五ヶ井用水を歩く(8)・五ヶ井用水と新井用水(2)

五ヶ井用水と新井用水(2)

黒く塗りつぶした池に注目してほしい。 これらの池は、新井用水から取水している池である。新井用水は、明暦二年(1656)に完成した。 それにともない、「新井用水に沿った池は不要になった」かというと、そうではない。新井郷は、もともと水の得にくい土地柄であった。 そのため、これらの池の水を確保するため「新井用水」がつくられたといってもよい。

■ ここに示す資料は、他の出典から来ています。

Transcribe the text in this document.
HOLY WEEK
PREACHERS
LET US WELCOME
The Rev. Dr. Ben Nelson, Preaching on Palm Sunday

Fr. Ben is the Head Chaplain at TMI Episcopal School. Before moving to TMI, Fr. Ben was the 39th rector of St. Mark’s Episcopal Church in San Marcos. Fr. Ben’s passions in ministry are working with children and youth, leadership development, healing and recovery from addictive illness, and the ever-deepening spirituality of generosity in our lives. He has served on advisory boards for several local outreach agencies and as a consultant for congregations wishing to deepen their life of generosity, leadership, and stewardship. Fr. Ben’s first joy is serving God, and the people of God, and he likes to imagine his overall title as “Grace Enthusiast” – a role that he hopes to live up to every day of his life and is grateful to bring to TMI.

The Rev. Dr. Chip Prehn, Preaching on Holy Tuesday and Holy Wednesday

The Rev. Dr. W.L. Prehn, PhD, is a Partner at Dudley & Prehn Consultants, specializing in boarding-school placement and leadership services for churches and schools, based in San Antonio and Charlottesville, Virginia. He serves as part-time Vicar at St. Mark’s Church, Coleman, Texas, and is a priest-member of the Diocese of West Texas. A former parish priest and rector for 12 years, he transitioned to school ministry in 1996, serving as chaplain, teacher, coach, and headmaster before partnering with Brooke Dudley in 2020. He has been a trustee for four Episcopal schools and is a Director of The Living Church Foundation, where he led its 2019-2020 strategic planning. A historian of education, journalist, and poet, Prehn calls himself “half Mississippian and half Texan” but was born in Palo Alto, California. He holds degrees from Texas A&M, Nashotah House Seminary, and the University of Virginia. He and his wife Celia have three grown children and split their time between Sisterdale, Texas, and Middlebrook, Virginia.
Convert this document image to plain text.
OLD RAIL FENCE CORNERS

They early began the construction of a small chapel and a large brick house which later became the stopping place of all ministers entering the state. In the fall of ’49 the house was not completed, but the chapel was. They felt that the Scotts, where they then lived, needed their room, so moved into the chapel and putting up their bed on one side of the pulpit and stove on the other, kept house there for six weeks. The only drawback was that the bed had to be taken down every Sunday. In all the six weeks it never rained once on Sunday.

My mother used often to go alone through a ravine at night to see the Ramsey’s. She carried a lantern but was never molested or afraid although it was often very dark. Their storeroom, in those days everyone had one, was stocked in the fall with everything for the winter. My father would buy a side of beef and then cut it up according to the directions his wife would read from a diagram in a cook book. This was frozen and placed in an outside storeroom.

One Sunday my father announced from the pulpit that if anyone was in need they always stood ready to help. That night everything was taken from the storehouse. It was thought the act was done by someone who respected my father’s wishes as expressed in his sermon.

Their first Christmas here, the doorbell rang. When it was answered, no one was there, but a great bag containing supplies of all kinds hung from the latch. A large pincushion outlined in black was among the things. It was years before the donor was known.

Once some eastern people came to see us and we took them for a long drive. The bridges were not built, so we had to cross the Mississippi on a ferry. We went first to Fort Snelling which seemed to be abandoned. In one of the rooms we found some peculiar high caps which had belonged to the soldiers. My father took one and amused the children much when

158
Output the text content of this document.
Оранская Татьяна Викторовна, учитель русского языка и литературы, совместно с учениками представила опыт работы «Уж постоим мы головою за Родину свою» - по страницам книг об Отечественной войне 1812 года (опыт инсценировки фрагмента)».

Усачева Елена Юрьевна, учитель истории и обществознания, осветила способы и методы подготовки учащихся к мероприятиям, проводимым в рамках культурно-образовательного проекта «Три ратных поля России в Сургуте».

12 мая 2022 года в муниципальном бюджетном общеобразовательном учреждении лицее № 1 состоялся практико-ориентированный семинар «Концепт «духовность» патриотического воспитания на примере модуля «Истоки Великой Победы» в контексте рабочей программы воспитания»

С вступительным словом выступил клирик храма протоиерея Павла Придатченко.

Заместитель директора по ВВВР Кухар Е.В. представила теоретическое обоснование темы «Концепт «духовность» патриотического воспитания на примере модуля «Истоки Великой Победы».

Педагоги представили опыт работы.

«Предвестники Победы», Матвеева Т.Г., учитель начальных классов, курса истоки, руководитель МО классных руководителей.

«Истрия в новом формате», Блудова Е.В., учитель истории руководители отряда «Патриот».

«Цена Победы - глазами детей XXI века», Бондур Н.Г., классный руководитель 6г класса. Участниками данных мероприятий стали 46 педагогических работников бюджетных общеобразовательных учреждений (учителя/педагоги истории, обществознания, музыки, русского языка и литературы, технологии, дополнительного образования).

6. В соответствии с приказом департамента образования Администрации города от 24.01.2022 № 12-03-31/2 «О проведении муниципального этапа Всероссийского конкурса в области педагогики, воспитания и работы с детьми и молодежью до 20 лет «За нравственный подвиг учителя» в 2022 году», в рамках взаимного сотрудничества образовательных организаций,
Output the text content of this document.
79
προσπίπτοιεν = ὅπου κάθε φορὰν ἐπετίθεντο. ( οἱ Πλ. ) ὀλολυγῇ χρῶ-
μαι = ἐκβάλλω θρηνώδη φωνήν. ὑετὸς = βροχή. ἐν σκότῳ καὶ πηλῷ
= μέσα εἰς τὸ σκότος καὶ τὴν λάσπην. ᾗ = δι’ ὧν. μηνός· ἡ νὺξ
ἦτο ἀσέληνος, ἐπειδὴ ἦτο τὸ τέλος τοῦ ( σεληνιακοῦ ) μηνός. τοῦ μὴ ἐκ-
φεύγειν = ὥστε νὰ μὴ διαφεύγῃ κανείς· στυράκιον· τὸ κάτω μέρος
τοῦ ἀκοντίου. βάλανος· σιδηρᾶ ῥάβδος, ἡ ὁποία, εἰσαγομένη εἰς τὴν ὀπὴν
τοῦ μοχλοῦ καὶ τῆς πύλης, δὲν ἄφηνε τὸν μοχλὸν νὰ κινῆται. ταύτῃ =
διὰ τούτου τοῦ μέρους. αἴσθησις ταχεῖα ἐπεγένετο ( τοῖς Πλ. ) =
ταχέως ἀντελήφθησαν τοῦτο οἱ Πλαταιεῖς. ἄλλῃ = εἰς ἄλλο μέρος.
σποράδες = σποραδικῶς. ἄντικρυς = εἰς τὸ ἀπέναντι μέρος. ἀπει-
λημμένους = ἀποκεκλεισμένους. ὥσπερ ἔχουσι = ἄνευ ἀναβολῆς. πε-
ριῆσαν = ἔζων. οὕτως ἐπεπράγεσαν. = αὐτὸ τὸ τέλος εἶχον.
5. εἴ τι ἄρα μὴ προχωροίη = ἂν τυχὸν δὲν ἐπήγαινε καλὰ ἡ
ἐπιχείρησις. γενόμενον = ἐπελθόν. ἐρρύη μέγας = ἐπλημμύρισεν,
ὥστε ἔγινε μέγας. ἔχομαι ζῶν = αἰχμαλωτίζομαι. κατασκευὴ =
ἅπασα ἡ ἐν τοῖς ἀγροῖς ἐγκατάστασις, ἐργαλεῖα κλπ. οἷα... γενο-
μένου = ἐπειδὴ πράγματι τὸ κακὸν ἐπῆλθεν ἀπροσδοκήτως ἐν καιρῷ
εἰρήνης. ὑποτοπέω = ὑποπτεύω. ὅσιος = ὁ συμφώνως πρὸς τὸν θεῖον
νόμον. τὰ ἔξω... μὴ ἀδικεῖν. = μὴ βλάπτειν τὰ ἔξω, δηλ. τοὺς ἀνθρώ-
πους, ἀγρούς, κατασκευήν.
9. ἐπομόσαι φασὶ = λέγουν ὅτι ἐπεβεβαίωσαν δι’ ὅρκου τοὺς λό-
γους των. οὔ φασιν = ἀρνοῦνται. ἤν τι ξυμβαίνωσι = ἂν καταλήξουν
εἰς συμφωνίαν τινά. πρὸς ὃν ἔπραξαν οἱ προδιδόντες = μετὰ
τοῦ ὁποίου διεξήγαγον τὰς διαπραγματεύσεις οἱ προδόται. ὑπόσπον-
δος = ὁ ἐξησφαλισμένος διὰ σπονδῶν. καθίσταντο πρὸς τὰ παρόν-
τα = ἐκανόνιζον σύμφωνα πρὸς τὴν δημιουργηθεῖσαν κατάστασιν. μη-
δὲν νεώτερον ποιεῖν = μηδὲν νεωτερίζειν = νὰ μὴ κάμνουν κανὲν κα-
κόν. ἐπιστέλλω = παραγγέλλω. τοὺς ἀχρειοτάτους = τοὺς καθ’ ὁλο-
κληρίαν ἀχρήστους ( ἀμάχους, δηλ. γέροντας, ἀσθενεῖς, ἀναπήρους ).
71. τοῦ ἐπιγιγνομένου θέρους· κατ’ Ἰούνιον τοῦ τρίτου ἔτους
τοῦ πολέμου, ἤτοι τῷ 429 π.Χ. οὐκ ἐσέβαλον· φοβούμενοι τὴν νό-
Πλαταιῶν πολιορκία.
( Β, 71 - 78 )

用水が完成した後も十分な水はなかった。新井用水は、現在の五ヶ井用水と異なり、勾配がほとんどない。そのため、新井用水を満水にして水位をあげなければ、十分に流れてくれない。それに、「新井用水」は「五ヶ井用水」の取入口が同じである。従って、旱魃のときは「五ヶ井用水を優先させ、新用水の分水口をせき止める」という条件まであった。

池をつぶして、新田をつくるという余裕はなかった。新井用水と池が共に稼動して、はじめて新井郷の水は辛うじて確保されたのである。新井用水の北側の池(黒く塗りつぶしていない池)は、新井用水より土地が高いため、新井用水から取水することができなかった。

これらの池は、雨水や他の用水が水源になっている。新井用水から水を得ている黒く塗りつぶした多くの池は、記録にはないが古い時代につくられたようである

これに比べ、五ヶ井郷には池がない。五ヶ井郷は水を一時的にためておく必要のないほど水に恵まれていた。